The Schlafly Beer Employee Blog

April 4, 2011

Top Fermentation - April 2011


The Monthly Editorial Blog By Schlafly Beer President Tom Schlafly

Despite having met Prince Charles in 1977, as was reported in this space last month, I was not invited to the wedding of his son William and Kate Middleton on April 29th. I therefore don’t have to worry about what to get them as a wedding present. I would, however, like to take this opportunity to offer some unsolicited advice to those alert readers (ARs) who may be on the guest list.

First, check to see if Kate’s name is on the bridal registry at Home Depot. One of the main duties of princes and princesses these days is maintaining old castles, many of which are in serious states of disrepair. As the owner of a house that was built in 1912; and as the owner of a brewery housed in a building that was built in 1902, I can only imagine the upkeep involved in castles that are much older and much larger. When Kate comes back from her honeymoon she’s going to have a lot more use for a caulking gun than another chafing dish.

Second, do not give William and Kate anything that’s monogrammed. Considering the track record of royal weddings in Britain, there’s a good chance that in a few years they’re not going to want items on which their initials are permanently embroidered or engraved. Just think about Henry VIII, three of whose wives were also named Kate. He divorced Catherine of Aragon, beheaded Kathryn Howard and was outlived by Katherine Parr, his sixth and final wife.

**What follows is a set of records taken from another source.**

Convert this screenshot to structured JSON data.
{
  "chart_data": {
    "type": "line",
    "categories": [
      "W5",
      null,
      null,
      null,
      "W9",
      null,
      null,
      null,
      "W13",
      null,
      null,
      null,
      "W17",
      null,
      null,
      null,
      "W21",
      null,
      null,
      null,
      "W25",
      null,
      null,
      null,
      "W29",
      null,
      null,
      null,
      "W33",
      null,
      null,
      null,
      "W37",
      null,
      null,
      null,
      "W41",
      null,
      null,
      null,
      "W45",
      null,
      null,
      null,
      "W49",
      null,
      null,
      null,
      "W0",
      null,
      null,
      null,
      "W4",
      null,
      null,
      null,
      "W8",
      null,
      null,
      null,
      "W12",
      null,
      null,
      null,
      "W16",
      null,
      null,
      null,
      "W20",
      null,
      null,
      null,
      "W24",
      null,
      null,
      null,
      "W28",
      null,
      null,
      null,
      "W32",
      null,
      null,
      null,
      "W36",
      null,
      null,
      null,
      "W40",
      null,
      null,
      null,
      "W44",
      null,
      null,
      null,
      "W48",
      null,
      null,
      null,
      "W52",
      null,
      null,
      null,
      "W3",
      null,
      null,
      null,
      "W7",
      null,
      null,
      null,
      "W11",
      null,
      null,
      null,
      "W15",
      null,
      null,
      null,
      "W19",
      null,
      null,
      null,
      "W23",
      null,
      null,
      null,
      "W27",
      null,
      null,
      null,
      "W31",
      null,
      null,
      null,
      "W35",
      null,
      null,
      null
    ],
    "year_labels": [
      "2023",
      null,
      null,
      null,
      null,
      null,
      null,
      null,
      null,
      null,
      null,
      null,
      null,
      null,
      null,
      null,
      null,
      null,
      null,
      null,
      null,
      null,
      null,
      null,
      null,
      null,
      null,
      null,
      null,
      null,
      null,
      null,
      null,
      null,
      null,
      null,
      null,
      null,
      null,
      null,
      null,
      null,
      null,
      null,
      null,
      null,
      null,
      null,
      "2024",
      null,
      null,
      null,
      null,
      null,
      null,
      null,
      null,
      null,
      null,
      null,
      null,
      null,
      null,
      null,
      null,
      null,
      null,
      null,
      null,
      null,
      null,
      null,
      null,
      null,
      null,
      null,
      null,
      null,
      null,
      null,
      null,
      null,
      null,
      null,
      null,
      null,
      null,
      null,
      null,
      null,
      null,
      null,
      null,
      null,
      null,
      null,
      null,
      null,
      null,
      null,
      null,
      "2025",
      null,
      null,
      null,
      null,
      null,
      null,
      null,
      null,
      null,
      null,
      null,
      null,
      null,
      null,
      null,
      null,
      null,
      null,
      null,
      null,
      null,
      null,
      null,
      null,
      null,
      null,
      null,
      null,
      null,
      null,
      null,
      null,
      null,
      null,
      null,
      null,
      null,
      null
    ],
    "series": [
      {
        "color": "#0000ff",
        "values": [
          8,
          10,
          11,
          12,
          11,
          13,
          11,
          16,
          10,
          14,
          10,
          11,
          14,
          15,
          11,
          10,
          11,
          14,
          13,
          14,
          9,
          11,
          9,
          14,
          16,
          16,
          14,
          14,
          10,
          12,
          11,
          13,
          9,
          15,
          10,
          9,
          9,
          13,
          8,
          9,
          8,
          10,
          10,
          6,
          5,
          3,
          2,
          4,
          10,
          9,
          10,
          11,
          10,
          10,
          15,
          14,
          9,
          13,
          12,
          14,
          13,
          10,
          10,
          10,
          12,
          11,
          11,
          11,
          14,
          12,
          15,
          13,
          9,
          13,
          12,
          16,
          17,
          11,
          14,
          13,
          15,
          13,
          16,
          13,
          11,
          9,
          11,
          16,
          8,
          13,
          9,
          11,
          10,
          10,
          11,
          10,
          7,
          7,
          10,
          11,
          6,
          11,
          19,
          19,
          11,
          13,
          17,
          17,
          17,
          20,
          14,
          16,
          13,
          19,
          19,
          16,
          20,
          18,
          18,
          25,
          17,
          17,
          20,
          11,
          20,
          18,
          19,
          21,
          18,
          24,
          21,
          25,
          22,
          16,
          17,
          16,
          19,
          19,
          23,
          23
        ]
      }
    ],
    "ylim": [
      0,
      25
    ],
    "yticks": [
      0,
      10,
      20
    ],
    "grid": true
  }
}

Can you imagine how hard it must have been to make sure that towels with the most current monogram were hanging in the bathrooms at Hampton Court?

istock000007778019smallThree of his wives were named KateMore recently, the track record in William’s own family should be enough to give Kate reason for pause. His father’s marriage to Diana disintegrated prominently in the media, as did his Uncle Andrew’s marriage to Sarah Ferguson, the Duchess of York, aka “Fergie,” aka the “Duchess of Pork” after she ballooned to the weight of an NFL player. His Aunt Anne’s marriage to Mark Phillips was under considerable strain for years before it ended in divorce in 1992. His Great Aunt Margaret’s marriage to Antony Armstrong-Jones also collapsed, following rumors of her multiple affairs with lovers as varied as Mick Jagger, Peter Sellers and David Niven.

Rather than engraving silver with a monogram that could be obsolete in a few years, I think the better way to celebrate the wedding of William and Kate is that chosen by Castle Rock Brewery in Nottingham, which has brewed a beer called Kiss Me Kate. Beer drinkers all over the United Kingdom are certain to enjoy this ale, whether the royal marriage endures or not. Unlike china that could sit in a closet for years without ever being used, Kiss Me Kate Ale will bring immediate joy to the entire kingdom.

The name is taken from a musical by Cole Porter, which was first performed in 1948, shortly after Prince Charles and I were born. It includes a memorable song called “Brush Up Your Shakespeare,” which provides a surefire formula for wooing women by quoting the Bard of Avon:

Just declaim a few lines from”Othella”
And they think you’re a heckuva fella.
If your blonde won’t respond
when you flatter ‘er
Tell her what Tony told Cleopaterer
If she says your behavior is heinous
Kick her right in the “Coriolanus.”

ARs who have already brushed up their Shakespeare will know that Cole Porter’s title was inspired by a line uttered by Petruchio in The Taming of the Shrew: “Why there’s a wench. Come on, and kiss me, Kate.” They will also know that this is currently one of the more controversial Shakespearean plays because it’s considered denigrating to women. (ARs  who would like to judge for themselves can see the play performed live in Forest Park from May 25 to June 19.) Without in any way wanting to offend any AR feminists (ARFs) , I think it’s worth pointing out that Shakespeare’s audience included people who had lived under the reign of Henry VIII. While taming a shrew named Kate might be politically incorrect by contemporary standards, it’s a lot more enlightened than decapitating her, as Henry would have done.